Colorado Public Radio’s Andrew Kenney has a new in-depth story today examining Colorado Republican gubernatorial nominee Hiedi Heidi Ganahl’s strange turn in the closing weeks of her quixotic train wreck of a campaign toward conspiracy theories about so-called “furries” rampaging unchecked in Colorado public schools. Kenney’s examination of Ganahl’s bizarre endgame seeks to answer an honest question: is Ganahl just playacting in order to appeal to the fact-challenged Republican base, or does Ganahl actually believe the crazy stuff that comes out of her mouth?
As we’ve suspected from the beginning and Ganahl herself keeps proving, it’s the latter:
On the campaign trail, Ganahl’s staff wear T-shirts that proclaim, “Power To The Parents,” and she’s drawn support from fast-growing online groups of thousands of parents — a critical asset in a race where she lags badly in campaign spending and polling.
Recently, her embrace of the movement led Ganahl into one of the strangest news cycles of any Colorado campaign this year. She claimed on a conservative radio show last month that children are “identifying as cats … all over Colorado” and schools are “tolerating” it…
The whole episode has become a late-season laughingstock for some on social media. But cat ears and fuzzy tails are only the latest permutation of a narrative that has threaded through Ganahl’s political career.
Challenging public schools has for decades been a priority for conservatives like Ganahl, who argues that parents should be allowed to use public education funding to attend private religious institutions. And the movement’s been supercharged in recent years as new fronts have opened in the nation’s long-running culture wars.
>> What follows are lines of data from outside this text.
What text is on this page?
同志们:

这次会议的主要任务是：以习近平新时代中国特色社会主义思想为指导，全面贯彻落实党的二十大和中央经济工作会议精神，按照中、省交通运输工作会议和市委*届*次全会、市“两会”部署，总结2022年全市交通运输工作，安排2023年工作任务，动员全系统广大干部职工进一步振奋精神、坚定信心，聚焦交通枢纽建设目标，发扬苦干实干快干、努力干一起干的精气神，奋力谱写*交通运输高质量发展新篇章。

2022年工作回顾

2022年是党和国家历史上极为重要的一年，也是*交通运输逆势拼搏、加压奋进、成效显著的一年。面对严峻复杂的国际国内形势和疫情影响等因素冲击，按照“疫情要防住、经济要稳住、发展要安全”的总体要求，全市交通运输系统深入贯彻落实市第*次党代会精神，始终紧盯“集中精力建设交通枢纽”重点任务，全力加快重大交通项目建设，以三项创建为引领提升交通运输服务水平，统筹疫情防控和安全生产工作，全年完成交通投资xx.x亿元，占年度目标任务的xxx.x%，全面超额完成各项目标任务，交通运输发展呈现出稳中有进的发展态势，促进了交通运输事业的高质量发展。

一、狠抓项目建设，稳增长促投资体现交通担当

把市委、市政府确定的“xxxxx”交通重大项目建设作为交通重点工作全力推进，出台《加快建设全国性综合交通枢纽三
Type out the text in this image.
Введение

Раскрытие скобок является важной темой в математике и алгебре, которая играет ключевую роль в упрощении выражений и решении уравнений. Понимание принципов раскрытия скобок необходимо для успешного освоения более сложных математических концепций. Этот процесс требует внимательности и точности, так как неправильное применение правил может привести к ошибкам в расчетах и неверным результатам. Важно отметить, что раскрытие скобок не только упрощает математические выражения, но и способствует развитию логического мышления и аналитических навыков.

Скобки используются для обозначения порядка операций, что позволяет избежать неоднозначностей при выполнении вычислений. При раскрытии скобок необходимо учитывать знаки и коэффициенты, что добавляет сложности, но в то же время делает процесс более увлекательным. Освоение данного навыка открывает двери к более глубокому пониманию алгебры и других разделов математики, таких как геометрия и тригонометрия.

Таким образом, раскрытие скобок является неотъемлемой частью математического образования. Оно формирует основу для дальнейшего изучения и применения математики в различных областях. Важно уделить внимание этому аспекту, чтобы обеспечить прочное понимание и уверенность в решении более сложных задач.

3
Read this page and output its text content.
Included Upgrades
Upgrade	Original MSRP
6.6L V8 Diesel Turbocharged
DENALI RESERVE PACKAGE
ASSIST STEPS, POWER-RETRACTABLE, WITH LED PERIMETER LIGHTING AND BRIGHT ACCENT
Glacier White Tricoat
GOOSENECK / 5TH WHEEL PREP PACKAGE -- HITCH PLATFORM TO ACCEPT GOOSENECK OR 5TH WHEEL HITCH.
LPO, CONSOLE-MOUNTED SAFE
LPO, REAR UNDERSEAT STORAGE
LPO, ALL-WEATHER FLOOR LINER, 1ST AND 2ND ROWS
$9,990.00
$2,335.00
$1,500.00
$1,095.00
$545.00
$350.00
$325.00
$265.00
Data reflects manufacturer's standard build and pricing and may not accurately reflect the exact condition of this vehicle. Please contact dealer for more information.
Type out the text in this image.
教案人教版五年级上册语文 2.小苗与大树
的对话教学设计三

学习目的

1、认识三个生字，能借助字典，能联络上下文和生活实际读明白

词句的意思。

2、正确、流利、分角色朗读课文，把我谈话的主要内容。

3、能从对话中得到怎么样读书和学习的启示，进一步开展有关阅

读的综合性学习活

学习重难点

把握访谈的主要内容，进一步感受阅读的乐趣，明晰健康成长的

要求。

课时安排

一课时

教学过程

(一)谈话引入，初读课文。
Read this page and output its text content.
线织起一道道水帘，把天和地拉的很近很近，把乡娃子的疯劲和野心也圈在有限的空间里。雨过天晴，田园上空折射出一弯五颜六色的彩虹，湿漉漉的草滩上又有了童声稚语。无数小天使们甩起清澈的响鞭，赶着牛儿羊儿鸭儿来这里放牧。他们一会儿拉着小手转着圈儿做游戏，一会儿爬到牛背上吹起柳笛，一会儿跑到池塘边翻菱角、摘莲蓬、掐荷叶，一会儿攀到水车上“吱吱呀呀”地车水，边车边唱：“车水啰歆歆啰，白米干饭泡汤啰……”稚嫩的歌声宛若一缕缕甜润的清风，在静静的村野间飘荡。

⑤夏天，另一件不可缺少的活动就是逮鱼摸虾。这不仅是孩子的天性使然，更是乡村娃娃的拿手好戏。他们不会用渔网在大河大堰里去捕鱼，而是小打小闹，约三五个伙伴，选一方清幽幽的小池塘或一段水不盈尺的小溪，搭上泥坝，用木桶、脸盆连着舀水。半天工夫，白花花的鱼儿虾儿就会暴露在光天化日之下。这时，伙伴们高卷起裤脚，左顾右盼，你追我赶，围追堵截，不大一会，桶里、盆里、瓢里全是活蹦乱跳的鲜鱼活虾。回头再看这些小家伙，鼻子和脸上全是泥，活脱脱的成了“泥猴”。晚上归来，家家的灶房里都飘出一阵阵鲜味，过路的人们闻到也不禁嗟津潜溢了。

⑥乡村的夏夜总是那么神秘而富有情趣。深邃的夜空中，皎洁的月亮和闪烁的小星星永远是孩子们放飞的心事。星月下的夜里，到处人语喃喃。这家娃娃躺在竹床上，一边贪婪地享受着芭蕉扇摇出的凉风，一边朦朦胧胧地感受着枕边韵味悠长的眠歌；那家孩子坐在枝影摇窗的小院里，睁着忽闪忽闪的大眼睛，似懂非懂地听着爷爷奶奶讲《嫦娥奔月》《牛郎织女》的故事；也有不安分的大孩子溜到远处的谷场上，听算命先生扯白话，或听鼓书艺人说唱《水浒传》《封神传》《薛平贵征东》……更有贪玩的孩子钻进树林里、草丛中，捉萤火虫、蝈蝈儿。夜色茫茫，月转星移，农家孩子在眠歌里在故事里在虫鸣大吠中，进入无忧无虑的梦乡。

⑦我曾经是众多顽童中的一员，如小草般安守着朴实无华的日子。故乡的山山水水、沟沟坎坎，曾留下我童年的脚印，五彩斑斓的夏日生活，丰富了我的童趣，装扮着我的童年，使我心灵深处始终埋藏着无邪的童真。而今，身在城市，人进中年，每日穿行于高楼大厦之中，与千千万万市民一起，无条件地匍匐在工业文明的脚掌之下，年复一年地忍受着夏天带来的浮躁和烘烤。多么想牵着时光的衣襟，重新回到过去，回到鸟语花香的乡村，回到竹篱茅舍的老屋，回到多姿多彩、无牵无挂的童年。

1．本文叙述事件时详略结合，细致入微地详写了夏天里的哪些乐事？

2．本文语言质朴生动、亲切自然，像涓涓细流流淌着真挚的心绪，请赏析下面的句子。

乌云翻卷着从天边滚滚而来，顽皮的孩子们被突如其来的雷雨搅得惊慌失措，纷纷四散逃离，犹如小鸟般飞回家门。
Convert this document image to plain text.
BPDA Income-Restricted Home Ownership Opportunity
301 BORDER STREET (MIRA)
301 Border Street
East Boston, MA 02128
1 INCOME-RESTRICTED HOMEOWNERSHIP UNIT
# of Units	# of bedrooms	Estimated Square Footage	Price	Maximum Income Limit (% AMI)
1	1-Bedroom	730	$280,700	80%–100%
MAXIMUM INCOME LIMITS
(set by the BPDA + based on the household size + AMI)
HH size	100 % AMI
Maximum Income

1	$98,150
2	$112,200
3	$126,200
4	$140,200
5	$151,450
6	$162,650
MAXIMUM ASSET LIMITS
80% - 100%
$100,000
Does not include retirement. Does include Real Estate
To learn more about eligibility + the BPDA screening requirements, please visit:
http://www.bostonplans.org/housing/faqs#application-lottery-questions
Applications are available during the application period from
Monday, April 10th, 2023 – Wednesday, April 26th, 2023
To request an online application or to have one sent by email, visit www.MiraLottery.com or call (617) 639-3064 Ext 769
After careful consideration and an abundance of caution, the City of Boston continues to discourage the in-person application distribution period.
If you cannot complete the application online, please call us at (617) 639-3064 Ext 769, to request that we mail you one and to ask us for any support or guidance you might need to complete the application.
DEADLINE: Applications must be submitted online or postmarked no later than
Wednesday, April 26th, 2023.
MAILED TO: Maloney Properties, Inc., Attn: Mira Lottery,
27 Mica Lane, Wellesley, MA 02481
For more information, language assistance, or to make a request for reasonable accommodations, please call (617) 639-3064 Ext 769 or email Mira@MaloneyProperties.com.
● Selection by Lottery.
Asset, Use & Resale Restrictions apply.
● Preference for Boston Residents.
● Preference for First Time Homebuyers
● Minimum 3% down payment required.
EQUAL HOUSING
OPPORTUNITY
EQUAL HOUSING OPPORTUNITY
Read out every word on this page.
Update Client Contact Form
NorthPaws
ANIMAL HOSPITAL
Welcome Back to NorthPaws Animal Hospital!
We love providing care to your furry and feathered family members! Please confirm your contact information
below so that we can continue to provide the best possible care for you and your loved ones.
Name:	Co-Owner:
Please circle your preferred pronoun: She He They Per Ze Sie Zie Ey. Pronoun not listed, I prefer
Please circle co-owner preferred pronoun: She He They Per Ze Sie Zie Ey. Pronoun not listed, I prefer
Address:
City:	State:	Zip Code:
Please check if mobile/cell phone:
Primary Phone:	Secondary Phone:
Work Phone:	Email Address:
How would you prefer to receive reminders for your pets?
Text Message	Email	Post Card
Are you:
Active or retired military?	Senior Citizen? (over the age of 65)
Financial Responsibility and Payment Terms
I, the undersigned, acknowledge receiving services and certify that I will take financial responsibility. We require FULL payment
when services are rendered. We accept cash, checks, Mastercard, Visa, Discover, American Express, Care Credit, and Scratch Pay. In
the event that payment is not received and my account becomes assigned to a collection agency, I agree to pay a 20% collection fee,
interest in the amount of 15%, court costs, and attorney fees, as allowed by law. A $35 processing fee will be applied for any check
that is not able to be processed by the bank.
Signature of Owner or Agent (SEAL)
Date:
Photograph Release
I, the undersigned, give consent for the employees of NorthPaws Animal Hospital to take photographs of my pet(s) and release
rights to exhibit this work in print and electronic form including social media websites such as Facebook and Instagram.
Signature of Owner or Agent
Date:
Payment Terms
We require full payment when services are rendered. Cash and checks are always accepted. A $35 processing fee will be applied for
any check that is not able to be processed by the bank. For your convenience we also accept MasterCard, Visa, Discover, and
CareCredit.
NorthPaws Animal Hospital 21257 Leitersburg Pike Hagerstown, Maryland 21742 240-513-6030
Although Ganahl’s defenders have tried desperately to fill the gap between these breathless allegations and reality with anecdotal, generally anonymous hearsay, As Kenney reports, Ganahl doesn’t need evidence for a problem she believes to have seen herself in her own kid’s elementary school:
Asked later about her specific concerns in classrooms, Ganahl turned to a personal example she’s mentioned several times on the trail.
Woke ideology, she said, “looks like a play in Superior Elementary School about, you know, a raven that does a sex-change operation. It talks about a sex-change operation on a bird.” [Pols emphasis]
As you can probably already guess, the play Ganahl is referring to does not depict or refer to a “sex-change operation,” or any medical procedure whatsoever. Because that would be wildly age-inappropriate (and also very stupid):
A recording of a performance of the play contains no references to a “sex change,” despite Ganahl’s recollection. Instead, the main character is misidentified as a girl raven until the other animals learn to see his true self. At one point, “Dr. Squirrel” revives the ailing bird with drops of water.
Despite Ganahl apparently having a very different recollection of this 2018 play than anyone else including the authors and actors, “Raven’s True Self” is according to Ganahl herself the reason for her campaign for governor. Not merely a reason, mind you–the reason:
The school district’s handling of the incident and its fallout “is actually why I’m sitting here, why I’m running,” Ganahl said at a recent forum with supporters in Jeffco.
After winning the Republican primary on June 28th, conventional wisdom expected Ganahl to join other Republicans in pivoting to the center after being forced to damagingly prove their conservative bonafide to Republican base voters. To the surprise of many observers who had to rewrite their prior narrative of “moderates” winning the Colorado GOP primary, Ganahl never even tried to pivot to appeal to a general election audience, continuing to associate herself with the far-right national ideologues who came to her rescue during the primary–and the choosing as her running mate a candidate best known for his conspiracy theorizing about the 2020 presidential elections.
Then came the “furry panic,” a completely self-inflicted descent into ridicule in which loyalists tried to give Ganahl countless offramps to change the subject that Ganahl steadfastly refused to take. The reason is now coming into focus: Ganahl never wanted to change the subject. Ganahl is a creature of the laughable right-wing moral panic politics that have consumed her campaign in the final weeks.
Heidi Ganahl is not faking her fringe politics. And the GOP insiders who backed her either missed it or wanted it.
Either way, a lot of “smart” Republicans should question their own judgment rigorously when this campaign is over.